Gadis itu berdiri di puncak gletser raksasa.

Meskipun wajahnya ditutupi oleh hiasan kepala bertabur lapis lazuli, suara yang terdengar di hutan terdengar jernih dan bermartabat, memberinya kesan gadis muda yang mulia.

Mereka melakukannya lagi—

“Apa kau mengalahkan unit penyihir astral Nebulis itu sendirian?”

“Apa kau memberitahuku bahwa kau menghancurkan generator listrik Kekaisaran untuk senjata kita sendiri?”

Suara mereka tumpang tindih saat mereka berbicara pada saat bersamaan.

“…Aku melakukannya.” Yang pertama mengangguk adalah anak laki-laki itu.

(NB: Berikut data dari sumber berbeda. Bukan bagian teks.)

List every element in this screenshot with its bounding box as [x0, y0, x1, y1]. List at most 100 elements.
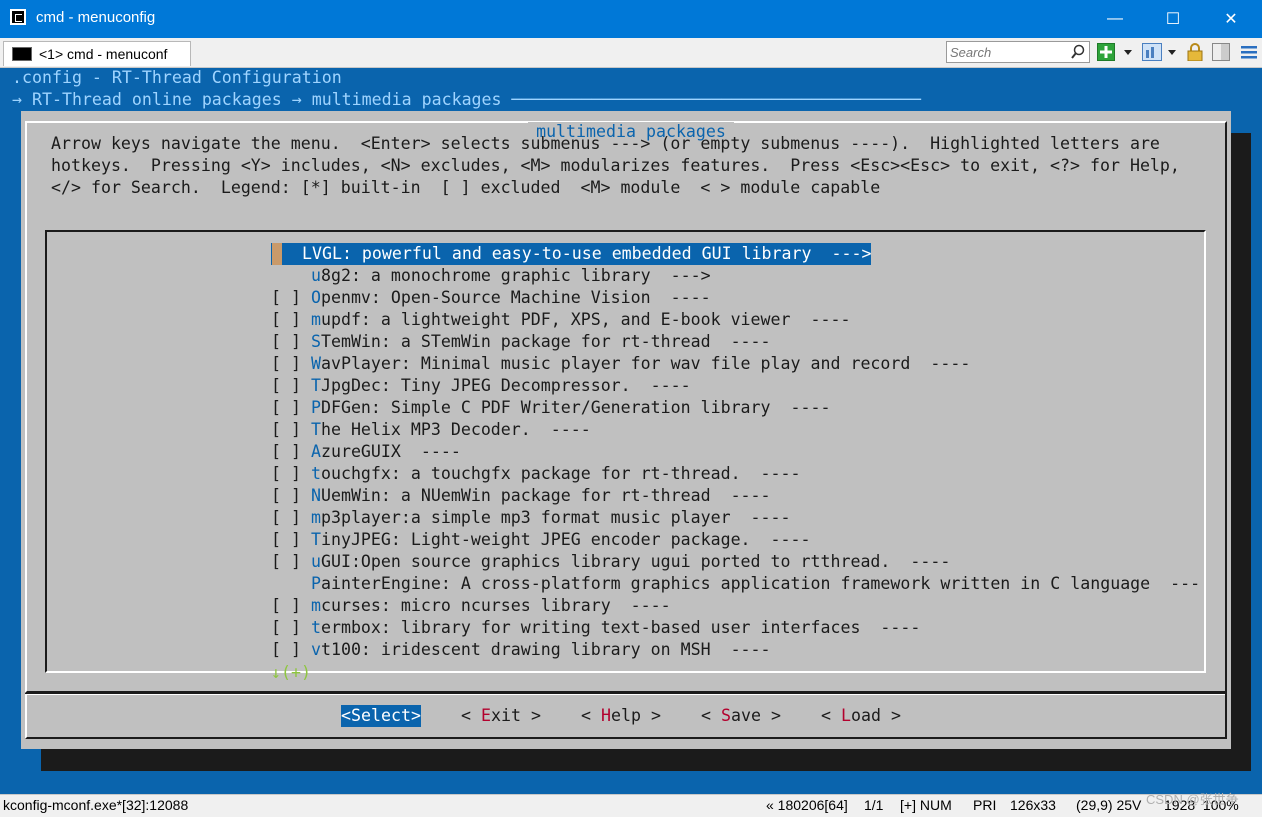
- menu-item[interactable]: [ ] AzureGUIX ----: [271, 441, 461, 463]
- search-box[interactable]: [946, 41, 1090, 63]
- menu-item-label: he Helix MP3 Decoder. ----: [320, 420, 591, 439]
- menu-item-label: penmv: Open-Source Machine Vision ----: [320, 288, 711, 307]
- menu-item-hotkey: m: [310, 596, 321, 615]
- menu-item-label: ouchgfx: a touchgfx package for rt-threa…: [320, 464, 801, 483]
- menu-item-label: inyJPEG: Light-weight JPEG encoder packa…: [320, 530, 811, 549]
- menu-item-checkbox: [271, 574, 311, 593]
- text-cursor: [272, 243, 282, 265]
- menu-item-hotkey: N: [310, 486, 321, 505]
- menu-item-hotkey: O: [310, 288, 321, 307]
- search-input[interactable]: [950, 44, 1066, 60]
- new-console-icon[interactable]: [1097, 43, 1115, 61]
- split-view-icon[interactable]: [1212, 43, 1230, 61]
- menu-item-hotkey: L: [301, 244, 312, 263]
- menu-item-checkbox: [ ]: [271, 442, 311, 461]
- menu-item-label: 8g2: a monochrome graphic library --->: [320, 266, 711, 285]
- dialog-button-exit[interactable]: < Exit >: [461, 705, 541, 727]
- menu-item-hotkey: S: [310, 332, 321, 351]
- lock-icon[interactable]: [1186, 43, 1204, 61]
- menu-item[interactable]: [ ] termbox: library for writing text-ba…: [271, 617, 920, 639]
- console-tab-icon: [12, 47, 32, 61]
- menu-item-hotkey: u: [310, 266, 321, 285]
- menu-item[interactable]: LVGL: powerful and easy-to-use embedded …: [271, 243, 872, 265]
- menu-item-checkbox: [ ]: [271, 420, 311, 439]
- menu-item-hotkey: u: [310, 552, 321, 571]
- menu-item[interactable]: [ ] Openmv: Open-Source Machine Vision -…: [271, 287, 711, 309]
- menu-item[interactable]: [ ] vt100: iridescent drawing library on…: [271, 639, 771, 661]
- menu-item-label: avPlayer: Minimal music player for wav f…: [320, 354, 971, 373]
- menu-item-label: updf: a lightweight PDF, XPS, and E-book…: [320, 310, 851, 329]
- menu-item-label: t100: iridescent drawing library on MSH …: [320, 640, 771, 659]
- menu-item-hotkey: t: [310, 464, 321, 483]
- more-indicator: ↓(+): [271, 663, 311, 682]
- breadcrumb: → RT-Thread online packages → multimedia…: [12, 90, 922, 109]
- config-header: .config - RT-Thread Configuration: [12, 68, 342, 87]
- menu-item-label: GUI:Open source graphics library ugui po…: [320, 552, 951, 571]
- menu-item[interactable]: [ ] TJpgDec: Tiny JPEG Decompressor. ---…: [271, 375, 691, 397]
- tab-cmd-menuconf[interactable]: <1> cmd - menuconf: [3, 41, 191, 66]
- dialog-button-save[interactable]: < Save >: [701, 705, 781, 727]
- menu-item-hotkey: W: [310, 354, 321, 373]
- help-text-line-2: hotkeys. Pressing <Y> includes, <N> excl…: [51, 156, 1180, 175]
- window-titlebar[interactable]: cmd - menuconfig — ☐ ✕: [0, 0, 1262, 38]
- dialog-button-help[interactable]: < Help >: [581, 705, 661, 727]
- chevron-down-icon[interactable]: [1122, 43, 1134, 61]
- menu-item-checkbox: [ ]: [271, 332, 311, 351]
- menu-item-checkbox: [ ]: [271, 640, 311, 659]
- help-text-line-3: </> for Search. Legend: [*] built-in [ ]…: [51, 178, 881, 197]
- menu-item-checkbox: [ ]: [271, 552, 311, 571]
- menu-item[interactable]: [ ] The Helix MP3 Decoder. ----: [271, 419, 591, 441]
- menu-item[interactable]: PainterEngine: A cross-platform graphics…: [271, 573, 1200, 595]
- menu-item-checkbox: [ ]: [271, 618, 311, 637]
- menu-item[interactable]: [ ] PDFGen: Simple C PDF Writer/Generati…: [271, 397, 830, 419]
- menu-item[interactable]: u8g2: a monochrome graphic library --->: [271, 265, 711, 287]
- tab-label: <1> cmd - menuconf: [39, 46, 168, 62]
- menu-item-label: VGL: powerful and easy-to-use embedded G…: [311, 244, 872, 263]
- menu-item-label: p3player:a simple mp3 format music playe…: [320, 508, 791, 527]
- menu-item-checkbox: [ ]: [271, 530, 311, 549]
- menu-item-hotkey: A: [310, 442, 321, 461]
- menu-item-hotkey: P: [310, 574, 321, 593]
- dialog-button-load[interactable]: < Load >: [821, 705, 901, 727]
- menu-item-checkbox: [ ]: [271, 486, 311, 505]
- help-text-line-1: Arrow keys navigate the menu. <Enter> se…: [51, 134, 1160, 153]
- menu-item[interactable]: [ ] mupdf: a lightweight PDF, XPS, and E…: [271, 309, 850, 331]
- menu-item-label: JpgDec: Tiny JPEG Decompressor. ----: [320, 376, 691, 395]
- menu-item-checkbox: [271, 266, 311, 285]
- menu-item-label: ainterEngine: A cross-platform graphics …: [320, 574, 1201, 593]
- maximize-button[interactable]: ☐: [1144, 0, 1202, 38]
- menu-item[interactable]: [ ] uGUI:Open source graphics library ug…: [271, 551, 950, 573]
- menu-item[interactable]: [ ] TinyJPEG: Light-weight JPEG encoder …: [271, 529, 811, 551]
- menu-item-checkbox: [271, 243, 302, 265]
- menu-item-hotkey: T: [310, 530, 321, 549]
- menu-item[interactable]: [ ] mp3player:a simple mp3 format music …: [271, 507, 791, 529]
- chevron-down-icon[interactable]: [1166, 43, 1178, 61]
- menu-item-label: zureGUIX ----: [320, 442, 461, 461]
- hamburger-menu-icon[interactable]: [1240, 43, 1258, 61]
- close-button[interactable]: ✕: [1202, 0, 1260, 38]
- status-page: 1/1: [864, 797, 884, 813]
- menu-item-label: UemWin: a NUemWin package for rt-thread …: [320, 486, 771, 505]
- menu-item[interactable]: [ ] WavPlayer: Minimal music player for …: [271, 353, 970, 375]
- status-process: kconfig-mconf.exe*[32]:12088: [3, 797, 189, 813]
- menu-item-hotkey: m: [310, 310, 321, 329]
- menu-item-label: TemWin: a STemWin package for rt-thread …: [320, 332, 771, 351]
- layout-icon[interactable]: [1142, 43, 1162, 61]
- status-size: 126x33: [1010, 797, 1056, 813]
- dialog-button-select[interactable]: <Select>: [341, 705, 421, 727]
- menu-item-hotkey: m: [310, 508, 321, 527]
- menu-item[interactable]: [ ] NUemWin: a NUemWin package for rt-th…: [271, 485, 771, 507]
- button-divider-highlight: [25, 694, 1225, 695]
- menu-item-checkbox: [ ]: [271, 464, 311, 483]
- search-icon[interactable]: [1071, 44, 1085, 60]
- watermark: CSDN @张世争: [1146, 792, 1239, 807]
- menu-item-hotkey: v: [310, 640, 321, 659]
- menu-item[interactable]: [ ] touchgfx: a touchgfx package for rt-…: [271, 463, 801, 485]
- menu-item-checkbox: [ ]: [271, 596, 311, 615]
- menu-item-checkbox: [ ]: [271, 354, 311, 373]
- tab-toolbar: <1> cmd - menuconf: [0, 38, 1262, 68]
- menu-item[interactable]: [ ] STemWin: a STemWin package for rt-th…: [271, 331, 771, 353]
- minimize-button[interactable]: —: [1086, 0, 1144, 38]
- menu-item[interactable]: [ ] mcurses: micro ncurses library ----: [271, 595, 671, 617]
- console-app-icon[interactable]: [10, 9, 26, 25]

Di belakangnya adalah tentara berjubah antipeluru. Dia membuat mereka pingsan dengan satu pukulan, memegang pedangnya dengan akurasi dan kecepatan yang luar biasa.

“Apakah kamu? Kamu bahkan bukan seorang kapten, apalagi Saint Murid, penjaga pribadi dari Penguasa Kerajaan. Bagaimana kamu bisa mengalahkan penyihir astral kami? ”

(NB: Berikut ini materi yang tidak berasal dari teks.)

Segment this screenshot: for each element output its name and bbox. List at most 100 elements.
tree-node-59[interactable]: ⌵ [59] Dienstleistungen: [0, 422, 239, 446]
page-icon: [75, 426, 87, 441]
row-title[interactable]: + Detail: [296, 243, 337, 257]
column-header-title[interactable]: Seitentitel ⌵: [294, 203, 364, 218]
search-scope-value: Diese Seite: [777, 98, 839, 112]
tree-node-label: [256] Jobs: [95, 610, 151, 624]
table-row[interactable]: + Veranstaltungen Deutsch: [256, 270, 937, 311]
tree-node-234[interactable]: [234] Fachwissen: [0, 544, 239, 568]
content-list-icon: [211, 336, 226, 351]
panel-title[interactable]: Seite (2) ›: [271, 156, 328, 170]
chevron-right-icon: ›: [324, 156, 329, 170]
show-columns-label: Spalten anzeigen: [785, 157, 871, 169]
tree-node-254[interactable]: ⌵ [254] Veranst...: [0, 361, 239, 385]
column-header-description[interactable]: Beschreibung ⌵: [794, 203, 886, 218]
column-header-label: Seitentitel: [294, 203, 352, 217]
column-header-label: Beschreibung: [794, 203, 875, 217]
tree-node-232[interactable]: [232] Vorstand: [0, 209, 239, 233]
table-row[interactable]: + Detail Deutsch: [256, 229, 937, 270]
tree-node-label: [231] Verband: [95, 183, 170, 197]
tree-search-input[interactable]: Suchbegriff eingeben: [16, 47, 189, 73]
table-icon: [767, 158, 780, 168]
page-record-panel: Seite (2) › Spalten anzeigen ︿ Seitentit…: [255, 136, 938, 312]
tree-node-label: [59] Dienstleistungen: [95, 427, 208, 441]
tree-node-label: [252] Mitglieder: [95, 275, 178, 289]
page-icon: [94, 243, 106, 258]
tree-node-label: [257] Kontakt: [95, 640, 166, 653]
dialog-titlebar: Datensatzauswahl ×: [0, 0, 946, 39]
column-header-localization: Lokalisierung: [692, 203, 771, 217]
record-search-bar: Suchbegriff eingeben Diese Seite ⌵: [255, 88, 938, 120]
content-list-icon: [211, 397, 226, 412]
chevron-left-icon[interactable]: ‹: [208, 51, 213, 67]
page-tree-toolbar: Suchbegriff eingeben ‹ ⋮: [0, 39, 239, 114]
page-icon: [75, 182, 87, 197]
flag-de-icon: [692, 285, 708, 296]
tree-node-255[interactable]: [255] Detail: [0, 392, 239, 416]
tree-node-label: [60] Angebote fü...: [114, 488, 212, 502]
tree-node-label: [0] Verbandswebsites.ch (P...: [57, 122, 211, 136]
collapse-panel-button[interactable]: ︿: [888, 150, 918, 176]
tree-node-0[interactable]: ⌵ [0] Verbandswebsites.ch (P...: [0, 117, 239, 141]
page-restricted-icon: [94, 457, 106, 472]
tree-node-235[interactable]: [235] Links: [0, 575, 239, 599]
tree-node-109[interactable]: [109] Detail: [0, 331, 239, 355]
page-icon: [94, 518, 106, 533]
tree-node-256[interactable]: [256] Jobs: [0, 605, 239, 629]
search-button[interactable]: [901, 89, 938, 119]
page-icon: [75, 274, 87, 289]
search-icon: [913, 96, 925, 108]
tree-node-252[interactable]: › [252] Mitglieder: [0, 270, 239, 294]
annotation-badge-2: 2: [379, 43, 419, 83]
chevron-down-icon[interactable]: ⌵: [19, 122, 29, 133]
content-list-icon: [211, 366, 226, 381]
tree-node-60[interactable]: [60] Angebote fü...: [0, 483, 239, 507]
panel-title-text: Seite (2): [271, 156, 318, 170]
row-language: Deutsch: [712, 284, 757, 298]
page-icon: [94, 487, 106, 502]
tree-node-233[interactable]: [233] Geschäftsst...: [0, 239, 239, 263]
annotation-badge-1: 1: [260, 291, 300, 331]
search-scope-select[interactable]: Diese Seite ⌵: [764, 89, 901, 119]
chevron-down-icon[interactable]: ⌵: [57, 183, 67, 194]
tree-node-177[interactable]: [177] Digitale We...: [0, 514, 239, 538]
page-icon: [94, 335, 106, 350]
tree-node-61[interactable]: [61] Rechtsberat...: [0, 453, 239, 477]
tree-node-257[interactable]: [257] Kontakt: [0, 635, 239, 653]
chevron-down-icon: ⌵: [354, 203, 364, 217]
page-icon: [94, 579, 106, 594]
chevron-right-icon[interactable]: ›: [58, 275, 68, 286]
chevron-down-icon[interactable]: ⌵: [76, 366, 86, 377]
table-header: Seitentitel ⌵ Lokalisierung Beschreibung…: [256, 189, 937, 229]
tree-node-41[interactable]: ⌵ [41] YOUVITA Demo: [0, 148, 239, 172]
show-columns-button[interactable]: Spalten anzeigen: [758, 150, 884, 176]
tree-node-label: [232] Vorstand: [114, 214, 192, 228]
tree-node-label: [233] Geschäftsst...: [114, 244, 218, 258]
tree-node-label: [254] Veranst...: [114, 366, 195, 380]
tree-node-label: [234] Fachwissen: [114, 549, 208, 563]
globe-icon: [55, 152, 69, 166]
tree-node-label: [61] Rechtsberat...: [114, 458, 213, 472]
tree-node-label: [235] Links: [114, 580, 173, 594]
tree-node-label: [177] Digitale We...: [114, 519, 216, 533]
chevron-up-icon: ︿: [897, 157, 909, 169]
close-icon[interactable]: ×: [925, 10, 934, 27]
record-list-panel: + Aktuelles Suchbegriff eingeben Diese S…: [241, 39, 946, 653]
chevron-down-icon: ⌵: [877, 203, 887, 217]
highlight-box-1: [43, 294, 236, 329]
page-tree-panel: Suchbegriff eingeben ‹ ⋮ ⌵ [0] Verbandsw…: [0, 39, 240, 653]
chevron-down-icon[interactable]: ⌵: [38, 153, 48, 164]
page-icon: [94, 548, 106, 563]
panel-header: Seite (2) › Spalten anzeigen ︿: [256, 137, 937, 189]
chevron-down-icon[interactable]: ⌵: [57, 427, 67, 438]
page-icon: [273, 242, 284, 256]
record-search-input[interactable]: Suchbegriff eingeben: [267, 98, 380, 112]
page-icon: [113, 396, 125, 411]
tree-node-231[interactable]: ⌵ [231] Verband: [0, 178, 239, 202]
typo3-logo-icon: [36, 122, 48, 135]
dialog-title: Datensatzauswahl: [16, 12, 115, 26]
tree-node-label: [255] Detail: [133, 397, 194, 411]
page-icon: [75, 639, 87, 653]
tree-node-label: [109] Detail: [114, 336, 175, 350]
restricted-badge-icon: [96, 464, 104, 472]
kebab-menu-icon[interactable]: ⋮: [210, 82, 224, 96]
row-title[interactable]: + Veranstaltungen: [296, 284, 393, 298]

“aku sendiri punya beberapa pertanyaan.” Kepala bocah itu tersentak untuk melihat Penyihir Bencana Es. “Kamu menyusup ke markas Kekaisaran kami sendirian dan menerobos pertahanan kami. Dan kamu mencabut generator listrik kami. kamu tidak bisa menjadi penyihir astral biasa. ”

Sepertinya zaman es telah turun di atas pepohonan di sekitarnya, yang membeku berkat es yang menggigit, angin, dan salju. Di luar itu adalah sisa-sisa generator yang tertutup es yang telah hancur tak bisa dikenali.

Satu-satunya yang bisa menggunakan kekuatan besar ini dan menciptakan sesuatu yang sebanding dengan bencana alam tidak lain adalah gadis ini.

Apa yang kamu lakukan?

Apa di dunia ini kamu?

Dia dilatih untuk menjadi kartu truf dari utopia mekanis, Kekaisaran. Namanya Iska, Penerus Baja Hitam.

Dia adalah penyihir terhebat yang pernah lahir di surga para penyihir, Kedaulatan Nebulis. Namanya adalah Alice, Penyihir Bencana Es.

Mereka adalah pahlawan dari dua kekuatan super yang bentrok.

Sekarang jalan mereka telah berseberangan, ini hanya akan menjadi yang pertama dari banyak pertemuan penting.